Столяров взглянул на ходики, мирно тикавшие на стене. Они показывали без четверти одиннадцать.

Пора было расходиться. После взрыва наверняка устроят облаву, и надо заблаговременно выбраться за городскую черту. Первым из мастерской вышел Шерстнев.

Толстый заказчик уже удалился. И Алексей, помедлив несколько минут, тоже вышел из мастерской.

* * *

…До взрыва оставалось двадцать три минуты, когда санитарная машина выехала на Витебскую улицу. Мелькали низенькие окраинные домишки. На карнизах трепетали отсветы капели. Воробьи стайками вылетали прямо из-под колес автомобиля.

«Еду на собственные похороны», — думал Лещевский. Он ждал, когда же наконец спустит камера заднего колеса, но машина шла полным ходом.

Хирург откинулся на спинку сиденья, щурясь от солнца, бившего ему в глаза. В зеркальце над ветровым стеклом увидел свое бледное, напряженное лицо и испуганно метнул взгляд в сторону шофера. Тот не обращал на своего пассажира никакого внимания. К губам его прилип окурок самокрутки.

Лещевский думал о покрышке. Достал ли ланцетом до камеры? А вдруг она осталась цела?

Вот кончилась улица, и машина выскочила в поле. Впереди чернел забор и низкие крыши артсклада. Вокруг муравьями суетились темные фигурки людей.

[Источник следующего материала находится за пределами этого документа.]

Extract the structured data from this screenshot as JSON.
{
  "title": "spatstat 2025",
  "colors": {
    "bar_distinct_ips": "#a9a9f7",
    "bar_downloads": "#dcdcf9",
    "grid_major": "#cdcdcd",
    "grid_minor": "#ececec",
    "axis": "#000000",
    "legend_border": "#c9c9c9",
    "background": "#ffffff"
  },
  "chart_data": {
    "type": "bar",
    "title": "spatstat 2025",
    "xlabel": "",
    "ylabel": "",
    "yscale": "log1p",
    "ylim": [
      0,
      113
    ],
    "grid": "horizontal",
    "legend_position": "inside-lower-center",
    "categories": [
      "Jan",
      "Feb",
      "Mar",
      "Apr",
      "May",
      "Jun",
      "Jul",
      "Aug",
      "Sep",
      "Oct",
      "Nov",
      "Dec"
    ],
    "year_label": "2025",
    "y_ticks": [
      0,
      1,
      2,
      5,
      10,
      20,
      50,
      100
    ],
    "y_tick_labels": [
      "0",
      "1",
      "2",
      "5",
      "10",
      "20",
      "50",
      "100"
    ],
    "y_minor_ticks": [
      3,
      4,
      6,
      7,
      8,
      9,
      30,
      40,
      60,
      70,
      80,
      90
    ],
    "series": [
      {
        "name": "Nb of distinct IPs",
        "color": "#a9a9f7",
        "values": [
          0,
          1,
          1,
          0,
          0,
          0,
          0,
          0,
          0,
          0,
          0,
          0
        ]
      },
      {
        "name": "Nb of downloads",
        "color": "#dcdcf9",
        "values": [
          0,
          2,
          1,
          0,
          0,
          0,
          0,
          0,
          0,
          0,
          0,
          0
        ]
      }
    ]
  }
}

Было без семнадцати минут двенадцать… Вдруг машина сбавила ход.

— Что случилось? — спросил Лещевский.

— Баллон сел, — равнодушно ответил шофер.

До слуха Лещевского донеслось злое гусиное шипение.

Шофер чертыхнулся и остановил машину.

Пока он неторопливо ходил вокруг «опеля», что-то бормоча и вздыхая, доставал из-под сиденья домкрат и ползал под машиной, Лещевский сидел не шевелясь, вглядываясь в темную полосу забора.

Время тянулось мучительно долго. Лещевский то и дело посматривал на часы. Нервы его напряглись до предела, по лицу струился пот.